Hingegen hat sich der Erste Weltkrieg bei unseren europäischen Nachbarn tief in das kollektive Gedächtnis eingebrannt, ob in Großbritannien, Belgien oder Frankreich, wo noch heute vom « Grande Guerre », dem Großen Krieg gesprochen wird. In Deutschland wird er weitgehend verdeckt von dem, was ihm mittelbar folgte: Faschismus, Holocaust und Zweiter Weltkrieg.
Dabei war die „Urkatastrophe des 20. Jahrhunderts“ der erste globalisierte, industriell geführte Massenkrieg in der Geschichte der Menschheit. Über 17 Millionen Menschen verloren im Ersten Weltkrieg ihr Leben. Viele weitere Millionen wurden verletzt, verstümmelt oder vertrieben. Unermessliches Leid, das niemals in Vergessenheit geraten darf – auch daran erinnert uns das Glockenläuten heute um 13:30 Uhr.
Nach dem Ende der Kampfhandlungen herrschte in den 1920er und 30er Jahren ein trügerischer Frieden. Auch wenn nach dem 11. November 1918 kein Schuss mehr fiel: In den Köpfen und in den Herzen der Menschen wollte sich einfach kein echter Frieden einstellen. Nur wenige Jahre später begann Deutschland einen noch furchtbareren Krieg, der die Welt abermals in den Abgrund stürzte.
Trotz dieser unheilvollen Geschichte ist aus einem Europa der Kriege ein Europa des Friedens geworden. Was uns in den vergangenen sieben Jahrzehnten auf unserem Kontinent, zumindest in der Europäischen Union, gelungen ist, ist eigentlich ein kleines Wunder: Aus erbitterten Feinden, die die Waffen aufeinander gerichtet haben, sind enge Partner geworden, die nicht nur friedlich und respektvoll mit- und nebeneinander leben, sondern in vielen Bereichen eng zusammenarbeiten. Ohne die Bereitschaft unserer französischen Freundinnen und Freunde zur Versöhnung wäre das niemals möglich gewesen.

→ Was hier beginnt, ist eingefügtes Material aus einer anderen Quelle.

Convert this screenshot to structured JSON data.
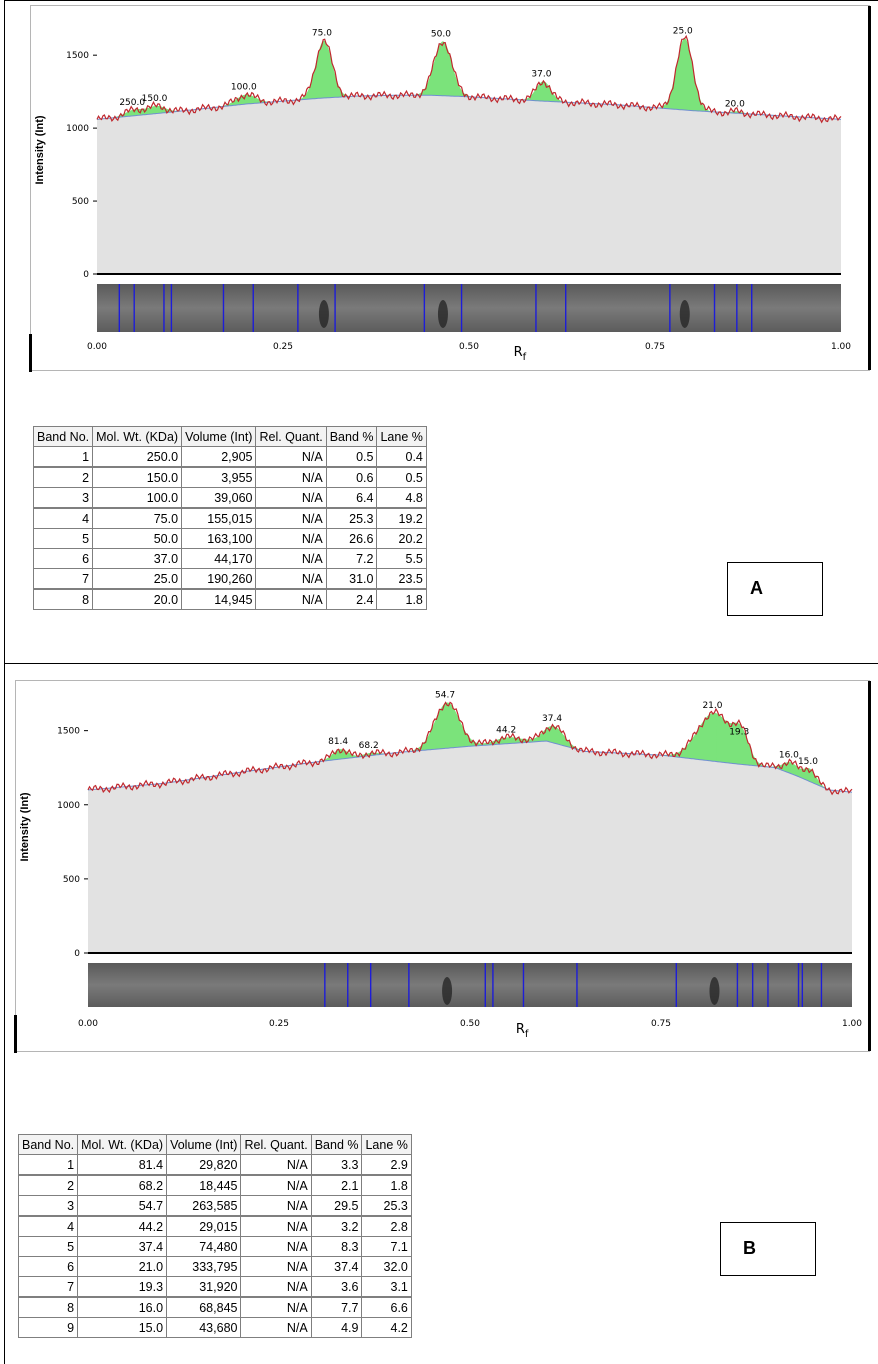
{
  "panels": [
    {
      "label": "A",
      "chart_data": {
        "type": "area",
        "ylabel": "Intensity (Int)",
        "xlabel": "Rf",
        "xlim": [
          0,
          1
        ],
        "ylim": [
          0,
          1700
        ],
        "yticks": [
          0,
          500,
          1000,
          1500
        ],
        "xticks": [
          "0.00",
          "0.25",
          "0.50",
          "0.75",
          "1.00"
        ],
        "baseline": [
          [
            0,
            1060
          ],
          [
            0.1,
            1110
          ],
          [
            0.2,
            1165
          ],
          [
            0.3,
            1205
          ],
          [
            0.35,
            1220
          ],
          [
            0.4,
            1225
          ],
          [
            0.45,
            1225
          ],
          [
            0.5,
            1215
          ],
          [
            0.55,
            1200
          ],
          [
            0.6,
            1185
          ],
          [
            0.7,
            1160
          ],
          [
            0.8,
            1120
          ],
          [
            0.9,
            1090
          ],
          [
            1.0,
            1060
          ]
        ],
        "peaks": [
          {
            "label": "250.0",
            "rf": 0.05,
            "height": 1125,
            "width": 0.012
          },
          {
            "label": "150.0",
            "rf": 0.08,
            "height": 1150,
            "width": 0.012
          },
          {
            "label": "100.0",
            "rf": 0.2,
            "height": 1230,
            "width": 0.013
          },
          {
            "label": "75.0",
            "rf": 0.305,
            "height": 1600,
            "width": 0.011
          },
          {
            "label": "50.0",
            "rf": 0.465,
            "height": 1595,
            "width": 0.012
          },
          {
            "label": "37.0",
            "rf": 0.6,
            "height": 1320,
            "width": 0.01
          },
          {
            "label": "25.0",
            "rf": 0.79,
            "height": 1615,
            "width": 0.011
          },
          {
            "label": "20.0",
            "rf": 0.86,
            "height": 1115,
            "width": 0.008
          }
        ],
        "lane_lines": [
          0.03,
          0.05,
          0.09,
          0.1,
          0.17,
          0.21,
          0.27,
          0.32,
          0.44,
          0.49,
          0.59,
          0.63,
          0.77,
          0.83,
          0.86,
          0.88
        ],
        "lane_bands": [
          0.305,
          0.465,
          0.79
        ]
      },
      "table": {
        "columns": [
          "Band No.",
          "Mol. Wt. (KDa)",
          "Volume (Int)",
          "Rel. Quant.",
          "Band %",
          "Lane %"
        ],
        "rows": [
          [
            "1",
            "250.0",
            "2,905",
            "N/A",
            "0.5",
            "0.4"
          ],
          [
            "2",
            "150.0",
            "3,955",
            "N/A",
            "0.6",
            "0.5"
          ],
          [
            "3",
            "100.0",
            "39,060",
            "N/A",
            "6.4",
            "4.8"
          ],
          [
            "4",
            "75.0",
            "155,015",
            "N/A",
            "25.3",
            "19.2"
          ],
          [
            "5",
            "50.0",
            "163,100",
            "N/A",
            "26.6",
            "20.2"
          ],
          [
            "6",
            "37.0",
            "44,170",
            "N/A",
            "7.2",
            "5.5"
          ],
          [
            "7",
            "25.0",
            "190,260",
            "N/A",
            "31.0",
            "23.5"
          ],
          [
            "8",
            "20.0",
            "14,945",
            "N/A",
            "2.4",
            "1.8"
          ]
        ]
      }
    },
    {
      "label": "B",
      "chart_data": {
        "type": "area",
        "ylabel": "Intensity (Int)",
        "xlabel": "Rf",
        "xlim": [
          0,
          1
        ],
        "ylim": [
          0,
          1700
        ],
        "yticks": [
          0,
          500,
          1000,
          1500
        ],
        "xticks": [
          "0.00",
          "0.25",
          "0.50",
          "0.75",
          "1.00"
        ],
        "baseline": [
          [
            0,
            1100
          ],
          [
            0.1,
            1145
          ],
          [
            0.2,
            1220
          ],
          [
            0.3,
            1290
          ],
          [
            0.4,
            1350
          ],
          [
            0.5,
            1395
          ],
          [
            0.6,
            1430
          ],
          [
            0.65,
            1360
          ],
          [
            0.75,
            1335
          ],
          [
            0.85,
            1275
          ],
          [
            0.9,
            1250
          ],
          [
            0.93,
            1190
          ],
          [
            0.97,
            1100
          ],
          [
            1.0,
            1085
          ]
        ],
        "peaks": [
          {
            "label": "81.4",
            "rf": 0.33,
            "height": 1375,
            "width": 0.01
          },
          {
            "label": "68.2",
            "rf": 0.37,
            "height": 1350,
            "width": 0.01
          },
          {
            "label": "54.7",
            "rf": 0.47,
            "height": 1690,
            "width": 0.016
          },
          {
            "label": "44.2",
            "rf": 0.55,
            "height": 1455,
            "width": 0.018
          },
          {
            "label": "37.4",
            "rf": 0.61,
            "height": 1530,
            "width": 0.013
          },
          {
            "label": "21.0",
            "rf": 0.82,
            "height": 1620,
            "width": 0.022
          },
          {
            "label": "19.3",
            "rf": 0.855,
            "height": 1440,
            "width": 0.01
          },
          {
            "label": "16.0",
            "rf": 0.92,
            "height": 1285,
            "width": 0.01
          },
          {
            "label": "15.0",
            "rf": 0.945,
            "height": 1240,
            "width": 0.008
          }
        ],
        "lane_lines": [
          0.31,
          0.34,
          0.37,
          0.42,
          0.52,
          0.53,
          0.57,
          0.64,
          0.77,
          0.85,
          0.87,
          0.89,
          0.93,
          0.935,
          0.96
        ],
        "lane_bands": [
          0.47,
          0.82
        ]
      },
      "table": {
        "columns": [
          "Band No.",
          "Mol. Wt. (KDa)",
          "Volume (Int)",
          "Rel. Quant.",
          "Band %",
          "Lane %"
        ],
        "rows": [
          [
            "1",
            "81.4",
            "29,820",
            "N/A",
            "3.3",
            "2.9"
          ],
          [
            "2",
            "68.2",
            "18,445",
            "N/A",
            "2.1",
            "1.8"
          ],
          [
            "3",
            "54.7",
            "263,585",
            "N/A",
            "29.5",
            "25.3"
          ],
          [
            "4",
            "44.2",
            "29,015",
            "N/A",
            "3.2",
            "2.8"
          ],
          [
            "5",
            "37.4",
            "74,480",
            "N/A",
            "8.3",
            "7.1"
          ],
          [
            "6",
            "21.0",
            "333,795",
            "N/A",
            "37.4",
            "32.0"
          ],
          [
            "7",
            "19.3",
            "31,920",
            "N/A",
            "3.6",
            "3.1"
          ],
          [
            "8",
            "16.0",
            "68,845",
            "N/A",
            "7.7",
            "6.6"
          ],
          [
            "9",
            "15.0",
            "43,680",
            "N/A",
            "4.9",
            "4.2"
          ]
        ]
      }
    }
  ],
  "colors": {
    "fill_gray": "#e2e2e2",
    "peak_green": "#7be37b",
    "profile_red": "#c0282e",
    "baseline_blue": "#6f8fd0",
    "lane_line_blue": "#1d1dd8",
    "lane_gray": "#6e6e6e"
  }
}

Gerade hier in der Grenzregion zwischen Deutschland und Frankreich wissen Sie nur zu gut, wovon ich spreche. Hier im Saarland war die Zeit nach dem Waffenstillstand vom 11. November 2018 eine Zeit zwischen Hoffen und Bangen, eine Zeit großer Ungewissheit. Das Abkommen sah unter anderem vor, dass die besetzten Gebiete sowie das linke Rheinufer geräumt werden mussten. In Saarbrücken und anderen Städten an der Saar zogen bald französische Truppen ein.
Es war zunächst völlig unklar, ob das Gebiet an der Saar wieder Teil Frankreichs werden würde oder bei Deutschland bleibt. Mit dem Inkrafttreten des Versailler Vertrags wurde das „Saargebiet“ zunächst dem Völkerbund unterstellt, erst 1957 wurde es nach einer Volksabstimmung in die Bundesrepublik eingegliedert.
Die Nähe zu Frankreich ist aber geblieben. Gerade die Grenzregion hier an der Saar ist immer so etwas wie ein Labor für die grenzüberschreitende Zusammenarbeit zwischen Deutschland und Frankreich gewesen, in dem neue Ideen erfolgreich erprobt werden. Und diese Rolle als Leuchtturm für ganz Europa, der Orientierung gibt und Mut macht, wollen mit einem erneuerten Élysée-Vertrag stärken. Wir arbeiten derzeit mit Hochdruck daran.
Mehr als 70 Jahre Frieden und die deutsch-französische Freundschaft sind ein kostbarer Schatz. Aber wir dürfen wir uns nicht darauf ausruhen. Denn 100 Jahre nach dem Ende des Ersten Weltkriegs scheint es, dass wir erneut in einer Zeit des Umbruchs leben, einer neuen Zeitenwende.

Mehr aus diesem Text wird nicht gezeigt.